There is a scene in the movie that I can talk about without giving away any spoilers, it really impressed me. Chloe is rushing to get across a road when she has very little time to do so. She is at the crossing, pressing the button frantically and as the green walk sign flashes, she shouts “Excuse me” to another person waiting as she can’t hop down the curb directly in front of her but must navigate around onto the sloping curb. The director could easily have cut from Chloe at the crossing waiting, to Chloe midway across the road but they didn’t. They chose to show how something as small and insignificant to the majority of people is potentially a massive stumbling block to wheelchair users every day.
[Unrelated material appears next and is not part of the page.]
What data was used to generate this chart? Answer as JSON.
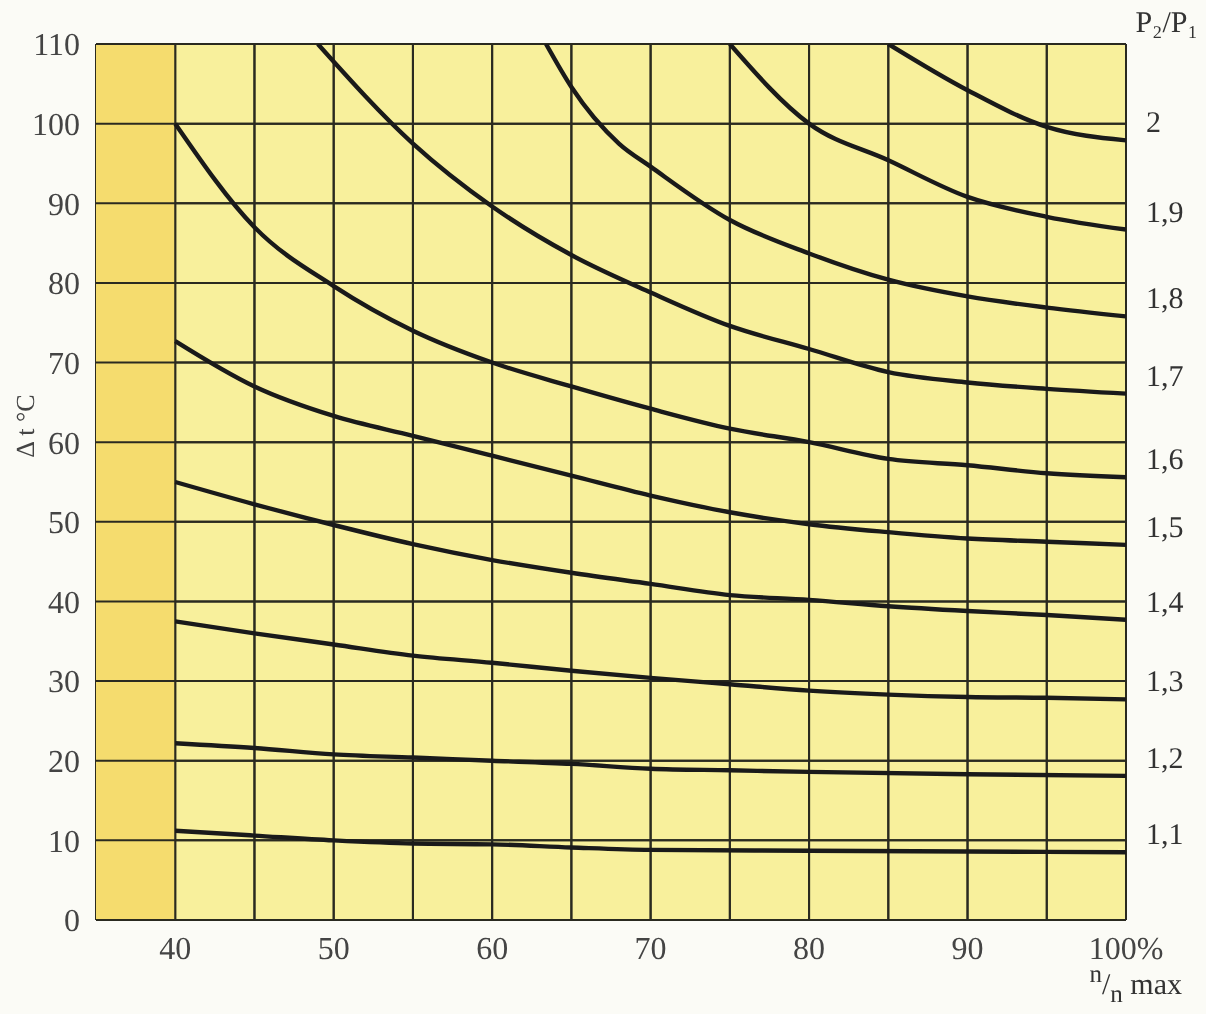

Chloe then enters a pharmacy to find a large queue She asks the man at the back of the queue if she can cut in line as it is an emergency. The man says no way until he turns and on immediately seeing she is in a wheelchair, changes his whole attitude saying “Of course!”. It is really good to see these daily occurrences for wheelchair users being highlighted in the movie.
The brilliant Sarah Poulson who plays Chloe’s mother Diane Sherman plays a steely antagonist better than most. One only has to have seen her last Netflix works “Ratched” to see why she was perfectly cast for this role. She plays a calm and collected character whilst delivering a glare to terrify the bravest of souls, with ease. The film is directed by Aneesh Chaganty, a reasonably new director to the industry – this being his second film. His debut feature-length film “Searching” is also a very good watch in my opinion.
I can’t recommend “Run” enough for two reasons both equal in part. The narrative, that is engaging and intense and the film’s representation of disability and chronic illness. Allen is a fabulous actor who will hopefully feature in film again in the not too distant future. Teamed with Poulson, the pair deliver an astounding performance. The end of the movie for me was not the moral standing I would like to have seen but it certainly left me thinking and talking about it and that is surely Chaganty’s main aim.